Когда не можешь ответить на вопрос «Почему?», надо хотя бы попробовать ответить на вопрос «Как?».
Грусть не мешает богатым пожилым дамам по-прежнему выгуливать маленьких собачек на Мэдисон-авеню, а подпольным торговцам – выставлять на тротуаре фальшивые сумки от Гуччи, в двух шагах от настоящего магазина Гуччи. По-прежнему существуют вернисажи, где все до единого одеты в черное, существуют заведения, куда пускают по списку, и отели, где все прекрасно – и обстановка, и клиенты. Я все так же хочу повернуть время вспять: в 9.50 я вхожу в дом № 95 по Уолл-стрит посмотреть, проснутся ли во мне прустовские воспоминания при виде здания, где я работал в 80-х. На стене холла по-прежнему висит логотип «Креди Лионнэ», но администратор объясняет, что French Bank уже давно переехал из центра города. Как за десять секунд перейти от Пруста к Модиано? Брошенное помещение. Подозрительный взгляд консьержа. Молчаливые охранники. Загадочные бизнесмены. Память пуста. Неужели я действительно проводил здесь целые дни? Я жду напрасно, из глубин ничего не всплывает.
– Sir, you can't stay here.[113]
Ко мне медленно приближается плечистый коротышка в униформе.
– But I worked here a long time ago…[114]
Я говорю с испанским акцентом, но делать нечего. Я выброшен из прошлого. Мое прошлое меня не хочет. Мое прошлое отправляет меня за Revolving Door.[115]И я вынужден снова повернуться к нему спиной.
Wild[116]Trade Center
Кэт Стивенс пел: «Ooh baby baby it's a wild world».[117]У меня были все его пластинки. Кэт Стивенс был моим кумиром, наряду с Нилом Янгом и Джеймсом Тейлором. Написать столько потрясающих песен, тонких, хрустальных, драгоценных миниатюр! Музыка к «Гарольду и Мод». Единственно верные слова и рвущие душу мелодии, лиричные, но очень простые. Словно этого автора-композитора-исполнителя коснулось нечто большее, чем он сам, словно ему открылся доступ к высшей силе. «Когда я был сам по себе, – заявил он, – и песни приходили сами по себе».
Times leaves you nothing
Nothing at all
(«Time», 1970)
Oh mama mama see me, I'm a pop star
Oh mama mama see me on the TV
(«Pop Star», 1970)
Trouble oh trouble set me free
(«Trouble», 1970)
Главная тема Кэта Стивенса – потеря невинности. Начало «Where do the children play?»[118]в 9 час. 51 мин. отзывается странным эхом:
Well I think it's fine building jumbo planes…

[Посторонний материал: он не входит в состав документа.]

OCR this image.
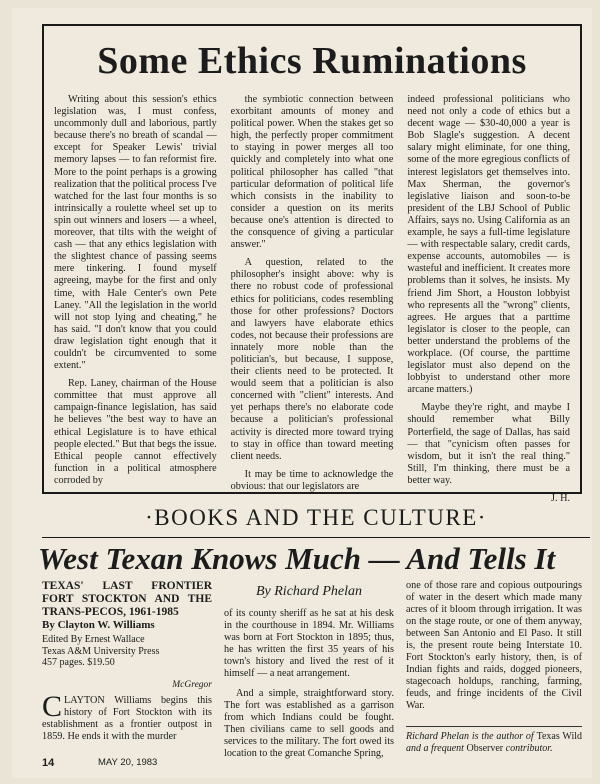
Some Ethics Ruminations

Writing about this session's ethics legislation was, I must confess, uncommonly dull and laborious, partly because there's no breath of scandal — except for Speaker Lewis' trivial memory lapses — to fan reformist fire. More to the point perhaps is a growing realization that the political process I've watched for the last four months is so intrinsically a roulette wheel set up to spin out winners and losers — a wheel, moreover, that tilts with the weight of cash — that any ethics legislation with the slightest chance of passing seems mere tinkering. I found myself agreeing, maybe for the first and only time, with Hale Center's own Pete Laney. "All the legislation in the world will not stop lying and cheating," he has said. "I don't know that you could draw legislation tight enough that it couldn't be circumvented to some extent."

Rep. Laney, chairman of the House committee that must approve all campaign-finance legislation, has said he believes "the best way to have an ethical Legislature is to have ethical people elected." But that begs the issue. Ethical people cannot effectively function in a political atmosphere corroded by

the symbiotic connection between exorbitant amounts of money and political power. When the stakes get so high, the perfectly proper commitment to staying in power merges all too quickly and completely into what one political philosopher has called "that particular deformation of political life which consists in the inability to consider a question on its merits because one's attention is directed to the consquence of giving a particular answer."

A question, related to the philosopher's insight above: why is there no robust code of professional ethics for politicians, codes resembling those for other professions? Doctors and lawyers have elaborate ethics codes, not because their professions are innately more noble than the politician's, but because, I suppose, their clients need to be protected. It would seem that a politician is also concerned with "client" interests. And yet perhaps there's no elaborate code because a politician's professional activity is directed more toward trying to stay in office than toward meeting client needs.

It may be time to acknowledge the obvious: that our legislators are

indeed professional politicians who need not only a code of ethics but a decent wage — $30-40,000 a year is Bob Slagle's suggestion. A decent salary might eliminate, for one thing, some of the more egregious conflicts of interest legislators get themselves into. Max Sherman, the governor's legislative liaison and soon-to-be president of the LBJ School of Public Affairs, says no. Using California as an example, he says a full-time legislature — with respectable salary, credit cards, expense accounts, automobiles — is wasteful and inefficient. It creates more problems than it solves, he insists. My friend Jim Short, a Houston lobbyist who represents all the "wrong" clients, agrees. He argues that a parttime legislator is closer to the people, can better understand the problems of the workplace. (Of course, the parttime legislator must also depend on the lobbyist to understand other more arcane matters.)

Maybe they're right, and maybe I should remember what Billy Porterfield, the sage of Dallas, has said — that "cynicism often passes for wisdom, but it isn't the real thing." Still, I'm thinking, there must be a better way.

J. H.

·BOOKS AND THE CULTURE·
West Texan Knows Much — And Tells It
TEXAS' LAST FRONTIER FORT STOCKTON AND THE TRANS-PECOS, 1961-1985
By Clayton W. Williams
Edited By Ernest Wallace
Texas A&M University Press
457 pages. $19.50
McGregor

CLAYTON Williams begins this history of Fort Stockton with its establishment as a frontier outpost in 1859. He ends it with the murder

By Richard Phelan

of its county sheriff as he sat at his desk in the courthouse in 1894. Mr. Williams was born at Fort Stockton in 1895; thus, he has written the first 35 years of his town's history and lived the rest of it himself — a neat arrangement.

And a simple, straightforward story. The fort was established as a garrison from which Indians could be fought. Then civilians came to sell goods and services to the military. The fort owed its location to the great Comanche Spring,

one of those rare and copious outpourings of water in the desert which made many acres of it bloom through irrigation. It was on the stage route, or one of them anyway, between San Antonio and El Paso. It still is, the present route being Interstate 10. Fort Stockton's early history, then, is of Indian fights and raids, dogged pioneers, stagecoach holdups, ranching, farming, feuds, and fringe incidents of the Civil War.

Richard Phelan is the author of Texas Wild and a frequent Observer contributor.
14	MAY 20, 1983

Will you tell us when to live
Will you tell us when to die?
По «Morning Has Broken», «Home in the Sky» и еще одной, более старой песне, «The View from the Top Can Be oh so Very Lovely»[119](1967), я бы мог составить целый цитатник предсказаний катастрофы.

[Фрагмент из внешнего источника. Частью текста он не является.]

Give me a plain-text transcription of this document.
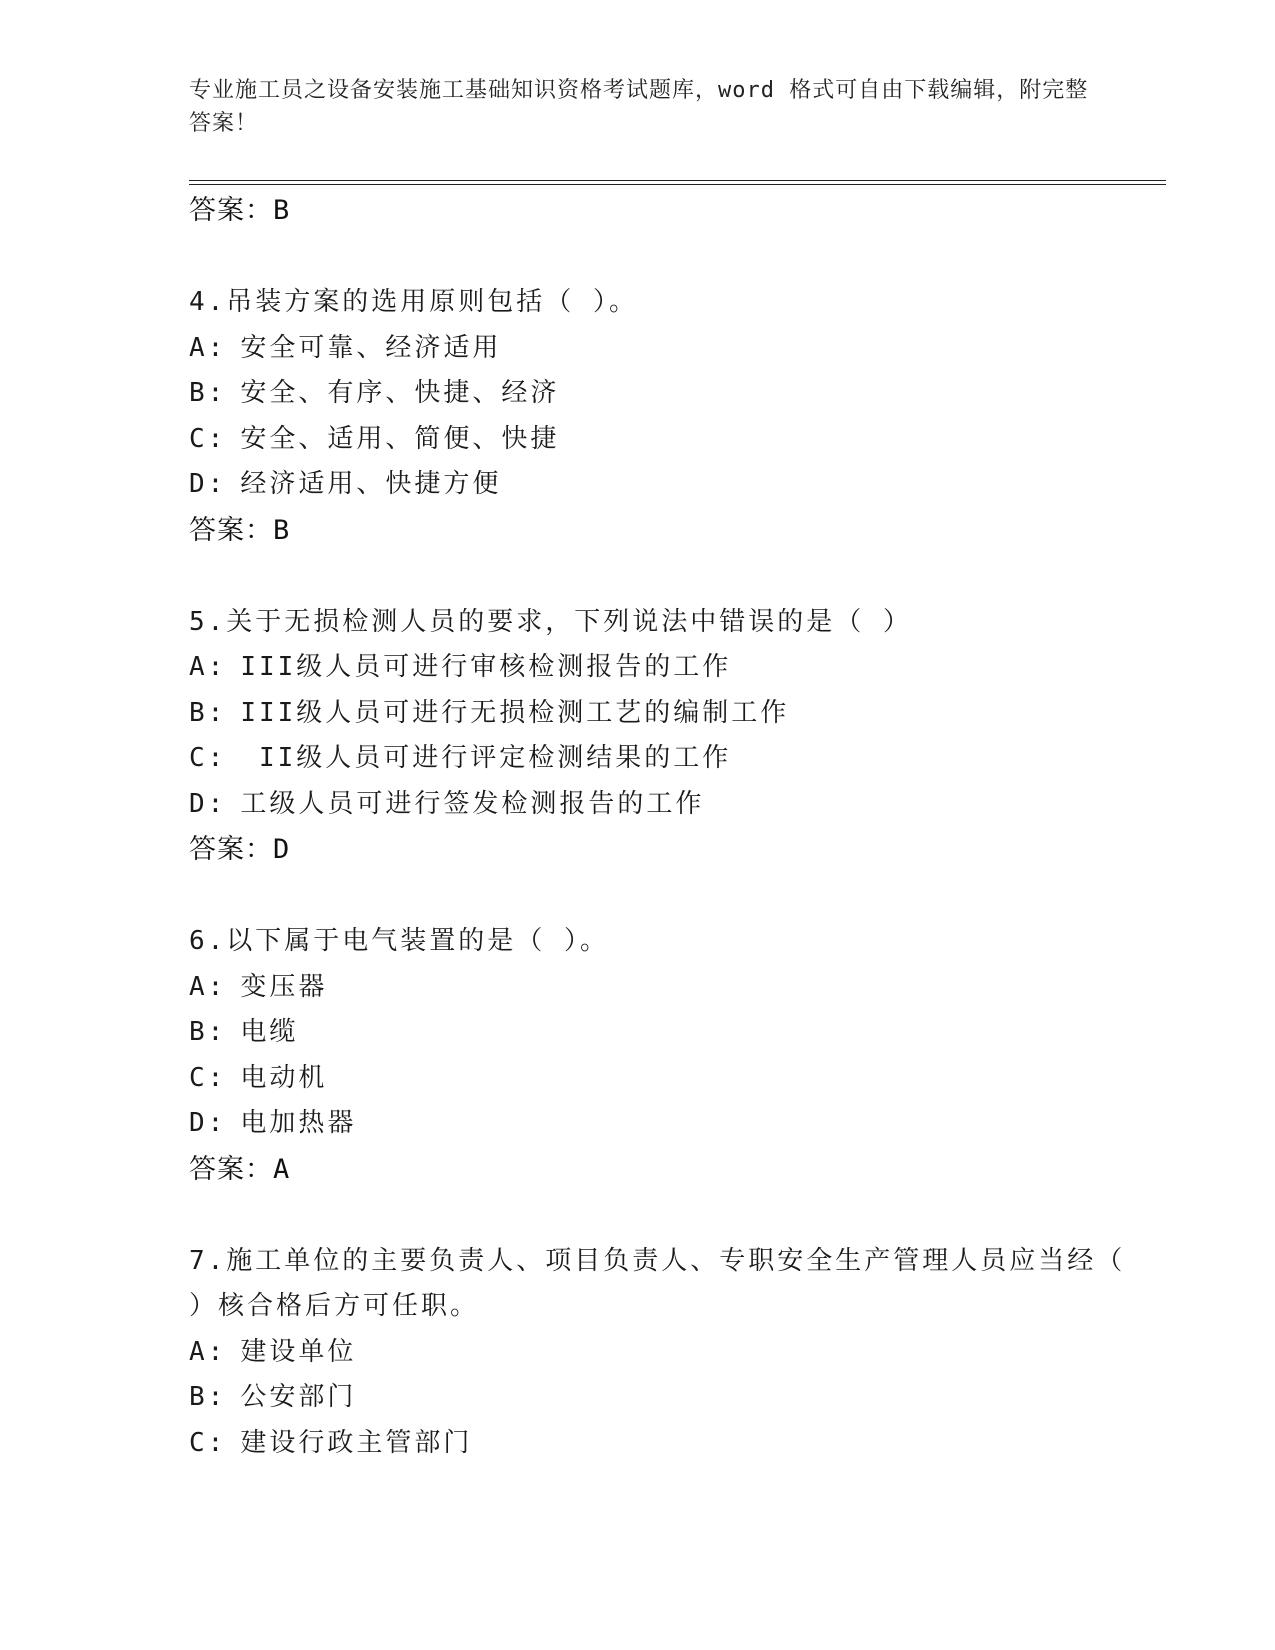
专业施工员之设备安装施工基础知识资格考试题库，word 格式可自由下载编辑，附完整答案！
答案：B
4.吊装方案的选用原则包括（ ）。
A: 安全可靠、经济适用
B: 安全、有序、快捷、经济
C: 安全、适用、简便、快捷
D: 经济适用、快捷方便
答案：B
5.关于无损检测人员的要求，下列说法中错误的是（ ）
A: III级人员可进行审核检测报告的工作
B: III级人员可进行无损检测工艺的编制工作
C: II级人员可进行评定检测结果的工作
D: 工级人员可进行签发检测报告的工作
答案：D
6.以下属于电气装置的是（ ）。
A: 变压器
B: 电缆
C: 电动机
D: 电加热器
答案：A
7.施工单位的主要负责人、项目负责人、专职安全生产管理人员应当经（ ）核合格后方可任职。
A: 建设单位
B: 公安部门
C: 建设行政主管部门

Кэт Стивенс обладал простотой истинного поэта, но для меня он воплощал нечто большее. Он был мой брат по одиночеству, мой друг, мой спутник. Я часами сидел босиком на кровати в своей комнате в Техасе, разглядывая конверты его пластинок. От резкого звука его гитары в душе воцарялся покой. В то время конверты пластинок были размером в двенадцать дюймов. Сменив винил на CD, музыка превратилась в «индустрию дисков». Это был ее месседж: музыку больше нельзя созерцать, ее можно только потреблять в пластмассовых коробочках. Я мог бы часами рассказывать вам о плачущей урне. На альбоме «Mona Bone Jakon» изображена серая урна, роняющая слезу. Может, вы знаете более точную метафору нашего времени? Мы создали мир рыдающих «garbage cans».[120]Еще я любил их странные названия: «Tea for the Tillerman», «Teaser and the Firecat» и витиеватые надписи на манер Элтона Джона. И роскошные (журнал «Rolling Stone» писал: «пышные») аранжировки. Скрипки в «Lilywhite» (1970) – самый красивый понт в поп-музыке со времен «Stand by Me» Бена И. Кинга.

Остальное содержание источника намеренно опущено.